I am not clear when this resource became available: the record says it was digitised in June 2007, but my previous searches have not discovered it and it is not yet listed in Dana Sutton’s indispensable listing of neo-latin texts on the web (he does list two incunable editions, one from 1487 and the other from 1495). The Google images are not perfect. They are taken from a University of Michigan copy with interesting but sometimes illegible handwritten marginalia (their contributor seems not to be identified). It is in the nature of such an edition that cross-referencing between the indices and the text is difficult. But the whole text is there, including Mehus’ dedications — themselves an interesting reflection on the eighteenth-century res publica litterarum — and the funeral orations on Bruni by Manetti and Poggio Bracciolini. It would be wonderful to have a true on-line edition of these letters but let us not be greedy. What is more urgent is an on-line version of Luiso’s Studi sul epistolario. If that were available, a scholar would have from the web the fundamental requirements for studying Bruni’s epistles.
That discovery may have kept me away from the unkempt herbs and rose-bush for a few hours, but the plants were kept from being cut back for yet longer. I continued my deskbound search and realised that it was not only Bruni whose letters, in their standard edition, are now on-line. The same is the case for Bruni’s mentor and predecessor as chancellor of Florence, Coluccio Salutati. The Novati edition appeared in print in 1911 and full images of that edition — more elegant than the Google Mehus — are available on the Internet Archive.

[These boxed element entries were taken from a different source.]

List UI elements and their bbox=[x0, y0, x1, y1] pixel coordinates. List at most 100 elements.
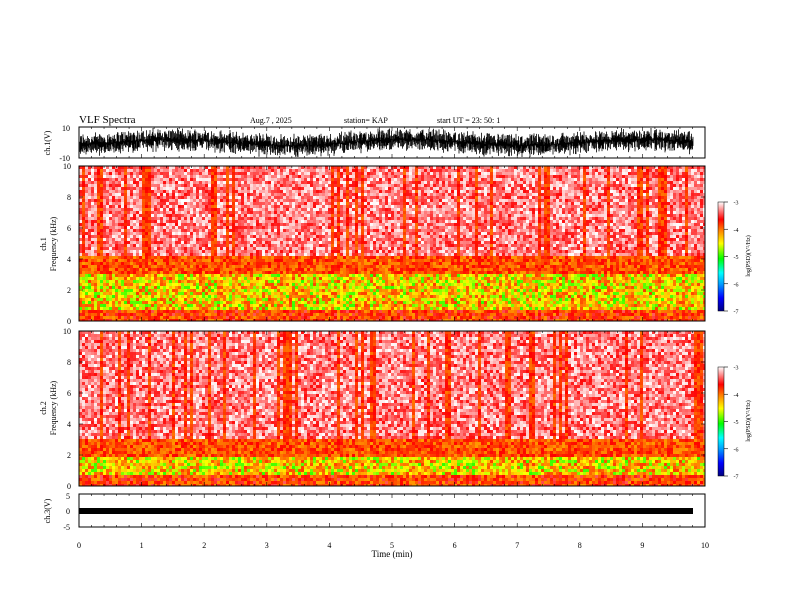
spectrogram-cell bbox=[283, 298, 286, 301]
spectrogram-cell bbox=[160, 262, 163, 265]
spectrogram-cell bbox=[214, 307, 217, 310]
spectrogram-cell bbox=[154, 316, 157, 319]
spectrogram-cell bbox=[265, 259, 268, 262]
spectrogram-cell bbox=[340, 253, 343, 256]
spectrogram-cell bbox=[244, 190, 247, 193]
spectrogram-cell bbox=[334, 316, 337, 319]
spectrogram-cell bbox=[139, 181, 142, 184]
spectrogram-cell bbox=[331, 238, 334, 241]
spectrogram-cell bbox=[187, 217, 190, 220]
spectrogram-cell bbox=[160, 319, 163, 321]
spectrogram-cell bbox=[178, 169, 181, 172]
spectrogram-cell bbox=[277, 226, 280, 229]
spectrogram-cell bbox=[142, 310, 145, 313]
spectrogram-cell bbox=[193, 283, 196, 286]
spectrogram-cell bbox=[235, 181, 238, 184]
spectrogram-cell bbox=[304, 181, 307, 184]
spectrogram-cell bbox=[100, 316, 103, 319]
spectrogram-cell bbox=[322, 268, 325, 271]
spectrogram-cell bbox=[253, 193, 256, 196]
spectrogram-cell bbox=[157, 277, 160, 280]
spectrogram-cell bbox=[340, 301, 343, 304]
spectrogram-cell bbox=[295, 244, 298, 247]
spectrogram-cell bbox=[97, 229, 100, 232]
spectrogram-cell bbox=[208, 283, 211, 286]
spectrogram-cell bbox=[142, 262, 145, 265]
spectrogram-cell bbox=[241, 217, 244, 220]
spectrogram-cell bbox=[301, 232, 304, 235]
spectrogram-cell bbox=[310, 202, 313, 205]
spectrogram-cell bbox=[145, 286, 148, 289]
spectrogram-cell bbox=[238, 208, 241, 211]
spectrogram-cell bbox=[274, 199, 277, 202]
spectrogram-cell bbox=[193, 262, 196, 265]
spectrogram-cell bbox=[202, 190, 205, 193]
spectrogram-cell bbox=[112, 211, 115, 214]
spectrogram-cell bbox=[271, 268, 274, 271]
spectrogram-cell bbox=[172, 289, 175, 292]
spectrogram-cell bbox=[163, 181, 166, 184]
spectrogram-cell bbox=[85, 253, 88, 256]
spectrogram-cell bbox=[301, 238, 304, 241]
spectrogram-cell bbox=[208, 292, 211, 295]
spectrogram-cell bbox=[259, 232, 262, 235]
spectrogram-cell bbox=[265, 250, 268, 253]
spectrogram-cell bbox=[94, 178, 97, 181]
spectrogram-cell bbox=[352, 271, 355, 274]
spectrogram-cell bbox=[178, 298, 181, 301]
spectrogram-cell bbox=[229, 181, 232, 184]
spectrogram-cell bbox=[346, 310, 349, 313]
spectrogram-cell bbox=[133, 286, 136, 289]
spectrogram-cell bbox=[340, 220, 343, 223]
spectrogram-cell bbox=[208, 241, 211, 244]
spectrogram-cell bbox=[304, 193, 307, 196]
spectrogram-cell bbox=[295, 241, 298, 244]
spectrogram-cell bbox=[307, 247, 310, 250]
spectrogram-cell bbox=[166, 271, 169, 274]
spectrogram-cell bbox=[130, 271, 133, 274]
spectrogram-cell bbox=[136, 193, 139, 196]
spectrogram-cell bbox=[157, 193, 160, 196]
spectrogram-cell bbox=[151, 169, 154, 172]
spectrogram-cell bbox=[286, 208, 289, 211]
spectrogram-cell bbox=[220, 229, 223, 232]
spectrogram-cell bbox=[244, 298, 247, 301]
spectrogram-cell bbox=[298, 235, 301, 238]
spectrogram-cell bbox=[103, 277, 106, 280]
spectrogram-cell bbox=[328, 175, 331, 178]
spectrogram-cell bbox=[325, 211, 328, 214]
spectrogram-cell bbox=[328, 250, 331, 253]
spectrogram-cell bbox=[127, 265, 130, 268]
spectrogram-cell bbox=[106, 181, 109, 184]
spectrogram-cell bbox=[268, 241, 271, 244]
spectrogram-cell bbox=[349, 280, 352, 283]
spectrogram-cell bbox=[238, 199, 241, 202]
spectrogram-cell bbox=[346, 214, 349, 217]
spectrogram-cell bbox=[220, 247, 223, 250]
spectrogram-cell bbox=[82, 250, 85, 253]
spectrogram-cell bbox=[208, 199, 211, 202]
spectrogram-cell bbox=[355, 235, 358, 238]
spectrogram-cell bbox=[199, 193, 202, 196]
spectrogram-cell bbox=[193, 298, 196, 301]
spectrogram-cell bbox=[352, 301, 355, 304]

So, both of these will be added to my own little list of humanist texts available on-line. But their presence, and more besides, really do mean I will have to re-organise how I present that information. After the gardening, of course.
UPDATE (2nd July 2009): these items have now been added to Dana Sutton’s listing of neo-Latin texts — a resource all the more impressive for being so responsive and so regularly updated. Thank you, Prof. Sutton!
POSTSCRIPT (11th July 2009): and in another testimony to the cosmopolitan nature of the virtual world, I hear from Dr Hans Ramminger of Munich of a rather more legible version — but without the intriguing marginalia — of Mehus’ edition, provided by the Royal Library of Copenhagen. I have updated the links at lower right of the home page accordingly.